Black Friday başta olmak üzere Kasım ayı boyunca artan tüketim hızı ile hem dünya hem ekonomi normalden daha fazla etkileniyor. Özellikle bu dönemde, kullanıcıların mağazalarda daha fazla çeşit görme arzuları, markaları birbiri ardına vitrinleri dolduran koleksiyonlar çıkarmaya itiyor. Bununla birlikte kullanıcıların dolaplarında biriken kıyafetler de günün sonunda ömürlerini tamamlamaya fırsat dahi bulamadan, her yıl atık hale gelen 85 milyar kıyafet arasına karışıyor. Araştırmalar gösteriyor ki; bir kıyafet yalnızca 7 kez giyildikten sonra kullanılmıyor veya çöpe atılıyor. Hatta, dolaplardaki kıyafetlerin neredeyse %80’i kullanıcıların günlük hayatta giydikleri arasında yer almıyor. Dolaplarda atıl olarak kalan daha sonra ise çöpe atılan kıyafetleri üretmek için milyarlarca litre su kullanılıyor. Sadece bir tişörtün üretimi için bile 2700 litre su harcanıyor. Su kullanımının yanı sıra, hem üretim hem kargo sırasında ortaya çıkan karbon emisyonları da oldukça büyük etkiye sahip. Örneğin, İngiltere’de sadece Black Friday zamanındaki kargo teslimlerinin ortaya çıkaracağı sera gazı emisyonu, 215 kıtalararası uçuşa eşdeğer. Ortaya çıkan 385 bin ton karbondioksit ile atmosferde yarattığımız etkinin giderilmesinde en büyük umudumuz olan ağaçlar bile yılda sadece 10 kg karbondioksiti emerek ortaya çıkan zararı dengeleyebiliyor.
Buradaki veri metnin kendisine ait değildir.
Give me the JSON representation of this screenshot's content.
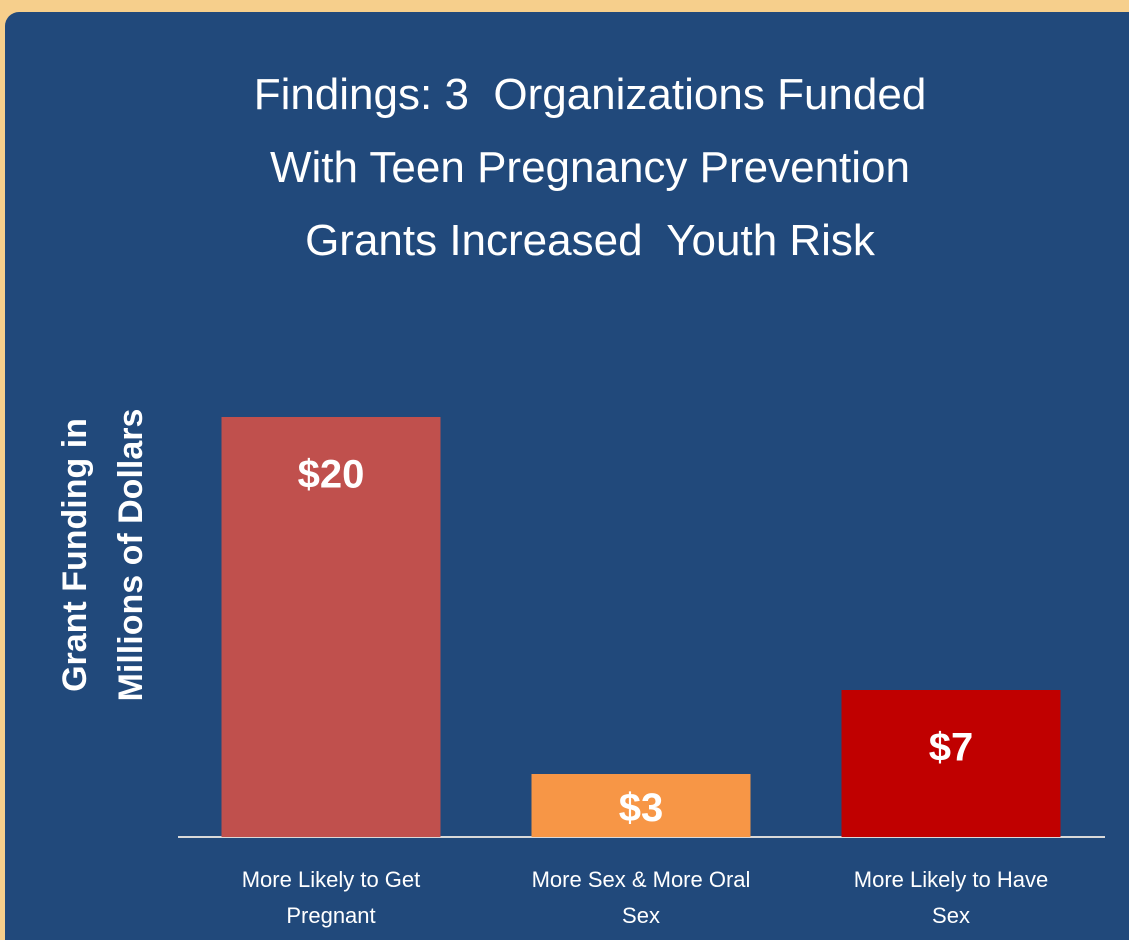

Tüm bu etkiler göz önünde bulundurulduğunda dünyaya iyi gelen sürdürülebilir alternatiflere yönelmek daha yaşanabilir yarınlar yaratmak için atılabilecek önemli adımlardan biri olabiliyor. Her ne kadar Kasım boyunca kullanıcıların karşısına çıkan kampanyalar göz ardı edilmesi zor fırsatlar gibi görünse de, aslında sürdürülebilir ve döngüsel alternatifler; kullanıcılara yılın 12 ayı gönül rahatlığıyla ihtiyaç duydukları kıyafetleri alabilecekleri seçenekler sunuyor. Nivogo, sırf indirimi var diye alınmış, çok da kullanılmadan bir kenara atılmış ve atık olarak kabul edilen moda ürünlerini yeniden hayata döndürüyor ve bu ürünleri tekrar döngüsel ekonomiye kazandırıyor. Böylece sağladığı döngüsel alışveriş alternatifi ile çevreye yük olmadan tüm yıl boyunca dünya için gerçek fırsatları yaratıyor.